Present the tests performed to test your macroevolutionary model.
Pretty much every discovery and experiment done since Darwin has tested and confirmed it - the results could have been different and not conformed to the model, but they all did (I say all, but there were a few that showed the model needed refinement, particularly regarding neutral mutations and genetic drift).
One interesting test was the use of a phylogenetic tree to predict the '
whale's ankle'; another was the prediction by Neil Shubin of a 'fishapod' transitional around 380 million years ago and a consequent expedition to the Canadian Arctic where strata of that period were known to be exposed, leading to the eventual discovery of Tiktaalik. Then there are all those fascinating and unexpected feathered dinosaurs and the discovery of a lineage leading to modern birds.

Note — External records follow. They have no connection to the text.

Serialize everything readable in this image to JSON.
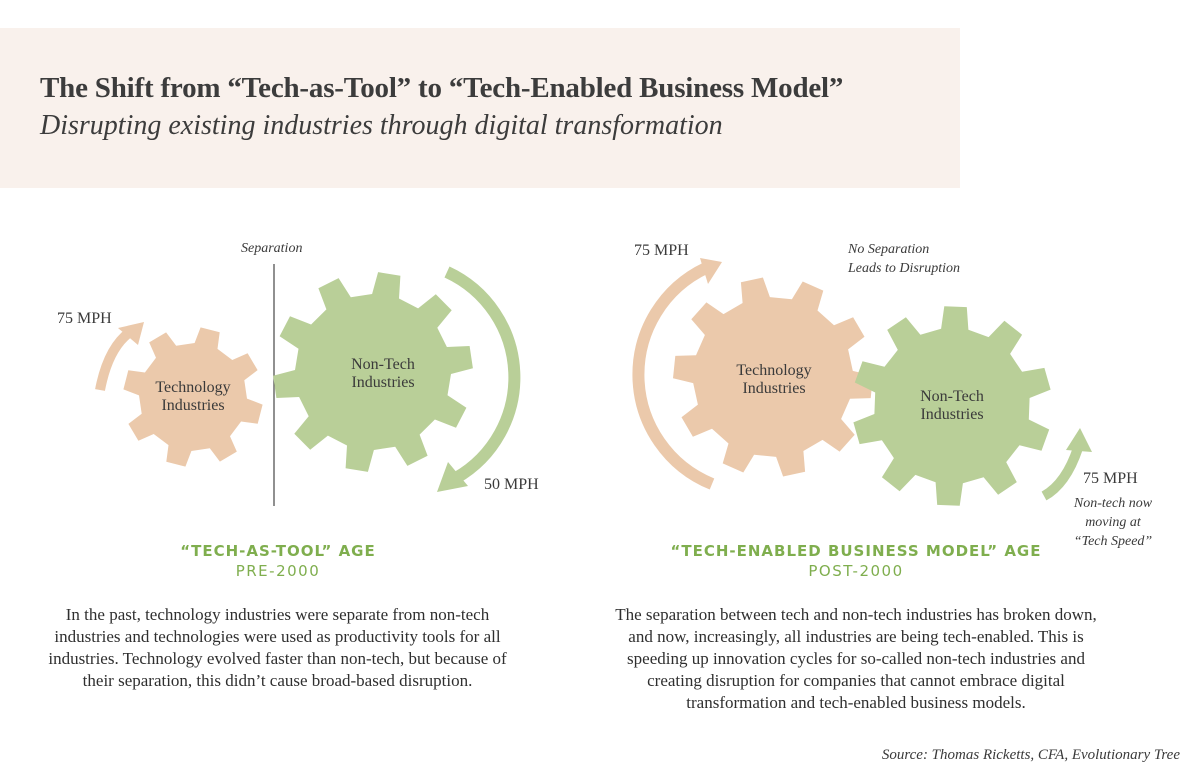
{
  "header": {
    "title": "The Shift from “Tech-as-Tool” to “Tech-Enabled Business Model”",
    "subtitle": "Disrupting existing industries through digital transformation"
  },
  "colors": {
    "banner": "#f9f1ec",
    "tech_gear": "#ebc9ab",
    "nontech_gear": "#b9cf98",
    "accent_green": "#7fae4e"
  },
  "left": {
    "separation_label": "Separation",
    "tech_gear": {
      "line1": "Technology",
      "line2": "Industries"
    },
    "nontech_gear": {
      "line1": "Non-Tech",
      "line2": "Industries"
    },
    "tech_speed": "75 MPH",
    "nontech_speed": "50 MPH",
    "age_title": "“TECH-AS-TOOL” AGE",
    "age_sub": "PRE-2000",
    "description": "In the past, technology industries were separate from non-tech industries and technologies were used as productivity tools for all industries. Technology evolved faster than non-tech, but because of their separation, this didn’t cause broad-based disruption."
  },
  "right": {
    "note_line1": "No Separation",
    "note_line2": "Leads to Disruption",
    "tech_gear": {
      "line1": "Technology",
      "line2": "Industries"
    },
    "nontech_gear": {
      "line1": "Non-Tech",
      "line2": "Industries"
    },
    "tech_speed": "75 MPH",
    "nontech_speed": "75 MPH",
    "nontech_note": {
      "line1": "Non-tech now",
      "line2": "moving at",
      "line3": "“Tech Speed”"
    },
    "age_title": "“TECH-ENABLED BUSINESS MODEL” AGE",
    "age_sub": "POST-2000",
    "description": "The separation between tech and non-tech industries has broken down, and now, increasingly, all industries are being tech-enabled. This is speeding up innovation cycles for so-called non-tech industries and creating disruption for companies that cannot embrace digital transformation and tech-enabled business models."
  },
  "source": "Source: Thomas Ricketts, CFA, Evolutionary Tree"
}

There are more predictions
listed here (somewhat dated, there have been many more since).
The only evidence you have for common descent is the misinterpretation of the fossil record. You cannot explain using gross anatomy what happens on a molecular level.
No, not really. The fossil record provides ongoing confirmation of the theory that made very little use of it at the outset. Molecular biology supports and confirms the theory; its greater precision has meant the rearrangement of some relationships, but that's not unusual in science, better tools give greater clarity & confidence.
You have to cherry-pick tiny pieces of the genome between different taxonomic groups to find these genetic similarities and ignore all the genetic differences which are much larger than the similarities. That is a statistical mathematical blunder. If you want to determine the relatedness of different taxonomic groups, you have to sample randomly from the different genomes to see if there is any kind of match.
I note that you didn't attempt to explain the matching ERVs in the human and chimp genomes from my earlier post, but the biochemical similarities are also notable; for example, compare human and chimp haemoglobin...
But I'm sure you have heard all this before and rejected it all before, so I'll leave you to your probably futile efforts - although I would suggest that Christian Forums is not likely to be much help in changing evolutionary science.